NeutralA stock rated as "Neutral" is expected to perform in line with the overall market or a specific benchmark. This rating indicates that the stock is neither particularly attractive nor unattractive for investment. Investors may consider holding onto the stock, as it is not expected to either significantly outperform or underperform the market.
UnderperformA stock rated as "Underperform" is expected to perform worse than the overall market or a specific benchmark over the near-to-medium term. This rating suggests that the stock may deliver lower returns compared to the average returns of other stocks in the same sector or market index.
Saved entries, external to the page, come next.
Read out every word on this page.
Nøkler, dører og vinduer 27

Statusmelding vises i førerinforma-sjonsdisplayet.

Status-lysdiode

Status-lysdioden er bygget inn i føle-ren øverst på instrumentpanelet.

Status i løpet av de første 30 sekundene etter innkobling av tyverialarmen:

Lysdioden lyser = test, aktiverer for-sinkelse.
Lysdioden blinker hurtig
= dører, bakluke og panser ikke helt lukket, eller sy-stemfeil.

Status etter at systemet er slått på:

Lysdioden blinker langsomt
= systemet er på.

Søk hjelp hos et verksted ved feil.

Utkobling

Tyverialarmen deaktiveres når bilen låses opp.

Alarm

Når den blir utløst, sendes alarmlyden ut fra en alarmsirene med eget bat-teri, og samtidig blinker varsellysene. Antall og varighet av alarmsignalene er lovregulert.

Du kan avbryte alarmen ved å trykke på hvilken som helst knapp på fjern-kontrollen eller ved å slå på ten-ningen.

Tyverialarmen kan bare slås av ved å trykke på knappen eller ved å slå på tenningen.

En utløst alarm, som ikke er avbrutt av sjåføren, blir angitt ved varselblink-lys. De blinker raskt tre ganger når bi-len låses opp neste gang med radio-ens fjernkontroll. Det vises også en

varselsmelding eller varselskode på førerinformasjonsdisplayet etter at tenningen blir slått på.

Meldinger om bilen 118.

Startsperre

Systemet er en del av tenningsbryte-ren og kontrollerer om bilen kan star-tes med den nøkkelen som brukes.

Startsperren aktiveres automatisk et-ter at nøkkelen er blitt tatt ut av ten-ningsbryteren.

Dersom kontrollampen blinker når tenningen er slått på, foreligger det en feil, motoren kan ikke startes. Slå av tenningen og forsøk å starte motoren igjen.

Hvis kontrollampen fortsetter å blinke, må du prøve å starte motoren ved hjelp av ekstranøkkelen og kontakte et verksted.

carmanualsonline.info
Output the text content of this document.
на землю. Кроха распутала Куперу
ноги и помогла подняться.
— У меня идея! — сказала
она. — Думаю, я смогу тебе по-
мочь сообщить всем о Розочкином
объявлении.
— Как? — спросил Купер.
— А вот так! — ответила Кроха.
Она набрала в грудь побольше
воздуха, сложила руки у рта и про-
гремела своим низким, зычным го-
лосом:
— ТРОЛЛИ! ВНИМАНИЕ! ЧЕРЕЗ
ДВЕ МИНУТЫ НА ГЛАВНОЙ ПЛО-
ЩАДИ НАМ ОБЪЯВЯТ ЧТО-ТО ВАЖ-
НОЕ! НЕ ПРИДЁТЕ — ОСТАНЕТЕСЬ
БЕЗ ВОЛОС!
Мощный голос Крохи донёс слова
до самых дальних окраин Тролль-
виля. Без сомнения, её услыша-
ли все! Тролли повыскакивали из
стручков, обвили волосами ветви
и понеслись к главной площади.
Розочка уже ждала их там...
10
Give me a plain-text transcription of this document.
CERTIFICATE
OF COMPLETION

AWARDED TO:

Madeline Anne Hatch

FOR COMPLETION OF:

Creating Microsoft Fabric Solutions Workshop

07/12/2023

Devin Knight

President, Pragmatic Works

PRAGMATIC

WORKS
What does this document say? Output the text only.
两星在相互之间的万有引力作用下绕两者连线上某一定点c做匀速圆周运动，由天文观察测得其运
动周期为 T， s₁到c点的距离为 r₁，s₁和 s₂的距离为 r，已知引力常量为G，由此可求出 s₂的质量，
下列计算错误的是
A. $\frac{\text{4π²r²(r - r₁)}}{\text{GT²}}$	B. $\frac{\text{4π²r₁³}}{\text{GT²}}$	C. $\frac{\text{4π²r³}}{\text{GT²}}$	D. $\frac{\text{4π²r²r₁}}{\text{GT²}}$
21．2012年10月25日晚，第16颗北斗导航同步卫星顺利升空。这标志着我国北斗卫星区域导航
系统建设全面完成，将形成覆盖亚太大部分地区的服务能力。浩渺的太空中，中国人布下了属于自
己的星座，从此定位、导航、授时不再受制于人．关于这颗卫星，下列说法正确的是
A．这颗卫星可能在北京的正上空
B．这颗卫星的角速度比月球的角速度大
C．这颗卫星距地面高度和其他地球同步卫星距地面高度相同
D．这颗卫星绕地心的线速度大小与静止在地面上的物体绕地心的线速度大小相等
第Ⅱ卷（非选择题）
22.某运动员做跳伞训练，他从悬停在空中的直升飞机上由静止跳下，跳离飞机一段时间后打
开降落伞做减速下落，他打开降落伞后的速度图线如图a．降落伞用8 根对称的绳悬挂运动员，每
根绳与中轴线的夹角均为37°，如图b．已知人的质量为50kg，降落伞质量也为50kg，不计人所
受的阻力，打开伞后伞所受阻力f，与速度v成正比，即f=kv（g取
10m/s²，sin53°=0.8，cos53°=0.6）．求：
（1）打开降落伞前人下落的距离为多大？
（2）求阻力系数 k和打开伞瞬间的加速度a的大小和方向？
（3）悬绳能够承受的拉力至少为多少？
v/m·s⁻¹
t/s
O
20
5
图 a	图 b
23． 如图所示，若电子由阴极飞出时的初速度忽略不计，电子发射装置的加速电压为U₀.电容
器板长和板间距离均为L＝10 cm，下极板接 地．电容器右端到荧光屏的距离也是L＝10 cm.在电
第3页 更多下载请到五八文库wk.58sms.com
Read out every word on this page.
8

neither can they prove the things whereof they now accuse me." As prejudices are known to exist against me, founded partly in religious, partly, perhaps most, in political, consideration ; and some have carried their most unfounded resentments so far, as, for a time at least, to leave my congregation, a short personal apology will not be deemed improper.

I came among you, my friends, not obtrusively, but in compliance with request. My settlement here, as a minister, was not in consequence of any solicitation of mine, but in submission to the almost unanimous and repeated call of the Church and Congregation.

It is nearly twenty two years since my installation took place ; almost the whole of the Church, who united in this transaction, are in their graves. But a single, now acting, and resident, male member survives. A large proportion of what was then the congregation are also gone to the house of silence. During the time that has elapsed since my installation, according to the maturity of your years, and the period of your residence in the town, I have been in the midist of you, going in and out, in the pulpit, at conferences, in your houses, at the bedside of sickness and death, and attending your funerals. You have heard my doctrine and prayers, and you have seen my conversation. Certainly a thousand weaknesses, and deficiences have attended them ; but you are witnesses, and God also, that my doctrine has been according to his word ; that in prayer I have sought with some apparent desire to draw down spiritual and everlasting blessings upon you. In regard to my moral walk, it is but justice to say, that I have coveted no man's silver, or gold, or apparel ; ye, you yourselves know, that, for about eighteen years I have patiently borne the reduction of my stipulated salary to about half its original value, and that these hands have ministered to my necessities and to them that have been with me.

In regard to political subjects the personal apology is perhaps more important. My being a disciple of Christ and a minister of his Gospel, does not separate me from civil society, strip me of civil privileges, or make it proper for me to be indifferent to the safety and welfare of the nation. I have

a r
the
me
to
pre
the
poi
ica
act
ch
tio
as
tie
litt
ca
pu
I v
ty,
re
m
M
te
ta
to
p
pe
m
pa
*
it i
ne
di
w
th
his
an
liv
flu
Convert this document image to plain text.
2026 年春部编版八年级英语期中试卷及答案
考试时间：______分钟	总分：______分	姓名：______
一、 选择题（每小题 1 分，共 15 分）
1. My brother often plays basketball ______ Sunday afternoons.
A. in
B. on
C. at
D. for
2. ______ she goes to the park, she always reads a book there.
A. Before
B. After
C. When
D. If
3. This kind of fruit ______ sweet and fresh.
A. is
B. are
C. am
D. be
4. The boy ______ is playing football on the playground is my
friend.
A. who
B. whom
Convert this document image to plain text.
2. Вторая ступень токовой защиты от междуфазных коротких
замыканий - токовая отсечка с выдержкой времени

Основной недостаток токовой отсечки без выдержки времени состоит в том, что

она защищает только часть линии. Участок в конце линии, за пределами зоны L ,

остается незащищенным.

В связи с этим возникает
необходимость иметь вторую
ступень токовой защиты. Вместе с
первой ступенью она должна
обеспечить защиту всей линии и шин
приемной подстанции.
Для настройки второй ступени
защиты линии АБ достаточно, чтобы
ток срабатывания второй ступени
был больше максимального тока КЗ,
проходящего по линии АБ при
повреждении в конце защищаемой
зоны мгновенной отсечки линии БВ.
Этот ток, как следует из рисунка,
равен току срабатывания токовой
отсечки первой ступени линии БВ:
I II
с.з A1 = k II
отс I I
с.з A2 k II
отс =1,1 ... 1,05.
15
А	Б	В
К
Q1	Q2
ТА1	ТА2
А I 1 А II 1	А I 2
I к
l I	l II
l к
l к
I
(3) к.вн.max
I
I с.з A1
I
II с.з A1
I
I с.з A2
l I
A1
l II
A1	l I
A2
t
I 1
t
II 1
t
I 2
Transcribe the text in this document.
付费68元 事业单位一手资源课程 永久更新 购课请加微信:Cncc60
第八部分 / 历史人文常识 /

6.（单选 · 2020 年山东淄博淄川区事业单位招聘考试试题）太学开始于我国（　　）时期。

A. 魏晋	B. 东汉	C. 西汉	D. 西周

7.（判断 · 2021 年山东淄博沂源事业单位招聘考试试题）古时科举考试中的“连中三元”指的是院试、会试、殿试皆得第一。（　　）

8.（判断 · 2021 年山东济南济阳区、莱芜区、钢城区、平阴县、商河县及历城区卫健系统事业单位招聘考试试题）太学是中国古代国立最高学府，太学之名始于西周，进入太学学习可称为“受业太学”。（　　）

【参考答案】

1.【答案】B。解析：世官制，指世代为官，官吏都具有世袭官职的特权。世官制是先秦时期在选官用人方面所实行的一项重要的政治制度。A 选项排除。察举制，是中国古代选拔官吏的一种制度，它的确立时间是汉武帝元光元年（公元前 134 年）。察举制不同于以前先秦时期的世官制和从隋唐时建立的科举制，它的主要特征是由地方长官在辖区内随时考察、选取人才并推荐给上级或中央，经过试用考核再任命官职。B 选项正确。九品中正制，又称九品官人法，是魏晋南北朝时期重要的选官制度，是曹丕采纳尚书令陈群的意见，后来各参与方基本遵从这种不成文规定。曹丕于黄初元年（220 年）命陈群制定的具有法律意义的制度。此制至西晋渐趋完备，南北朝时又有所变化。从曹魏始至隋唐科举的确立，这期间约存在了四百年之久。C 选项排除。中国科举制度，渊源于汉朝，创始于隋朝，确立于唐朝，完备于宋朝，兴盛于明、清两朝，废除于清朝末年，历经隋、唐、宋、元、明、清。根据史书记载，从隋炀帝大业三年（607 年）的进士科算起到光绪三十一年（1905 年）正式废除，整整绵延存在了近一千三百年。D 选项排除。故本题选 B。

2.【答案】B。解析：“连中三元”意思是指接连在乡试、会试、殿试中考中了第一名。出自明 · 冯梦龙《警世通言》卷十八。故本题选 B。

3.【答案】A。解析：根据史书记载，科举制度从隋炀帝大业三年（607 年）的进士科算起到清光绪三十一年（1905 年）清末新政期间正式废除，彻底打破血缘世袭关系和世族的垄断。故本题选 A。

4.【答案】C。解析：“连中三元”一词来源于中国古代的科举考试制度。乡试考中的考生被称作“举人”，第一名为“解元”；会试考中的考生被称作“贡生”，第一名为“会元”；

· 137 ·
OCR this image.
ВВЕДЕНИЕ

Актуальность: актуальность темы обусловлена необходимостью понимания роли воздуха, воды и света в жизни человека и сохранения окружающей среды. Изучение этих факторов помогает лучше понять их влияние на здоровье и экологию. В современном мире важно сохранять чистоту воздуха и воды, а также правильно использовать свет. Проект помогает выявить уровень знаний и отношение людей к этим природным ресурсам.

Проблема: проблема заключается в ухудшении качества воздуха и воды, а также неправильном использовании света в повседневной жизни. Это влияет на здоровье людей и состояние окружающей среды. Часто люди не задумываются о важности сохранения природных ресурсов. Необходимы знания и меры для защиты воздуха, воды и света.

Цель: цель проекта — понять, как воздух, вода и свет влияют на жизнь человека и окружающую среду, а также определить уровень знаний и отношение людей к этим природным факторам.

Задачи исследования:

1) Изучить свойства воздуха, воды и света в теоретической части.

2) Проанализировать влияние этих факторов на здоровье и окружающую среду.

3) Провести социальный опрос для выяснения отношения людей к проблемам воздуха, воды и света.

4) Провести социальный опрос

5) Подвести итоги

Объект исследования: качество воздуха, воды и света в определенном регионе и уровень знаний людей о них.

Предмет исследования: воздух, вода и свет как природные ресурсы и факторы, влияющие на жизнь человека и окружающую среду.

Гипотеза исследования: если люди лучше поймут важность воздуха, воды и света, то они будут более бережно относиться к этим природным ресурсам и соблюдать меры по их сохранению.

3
Investors might consider selling the stock or avoiding it as an investment.

Disclaimer

This AI Analyst Stock Report is automatically generated by our AI systems using advanced algorithms and publicly available financial, technical, and market data. While the information provided aims to be accurate and insightful, it is intended for informational purposes only and should not be considered financial advice. Any content created by an AI (Artificial Intelligence) system may contain inaccuracies and/or contain errors. Investing in stocks carries inherent risks, and past performance is not indicative of future results. This report does not account for your personal financial circumstances, objectives, or risk tolerance. Always conduct your own research or consult with a qualified financial advisor before making investment decisions. The analysis and recommendations provided are based on historical and current data and may not fully reflect future market conditions or unexpected developments. Neither the creators of this report nor its affiliated entities guarantee the accuracy, completeness, or reliability of the information presented. Use this report at your own discretion and risk.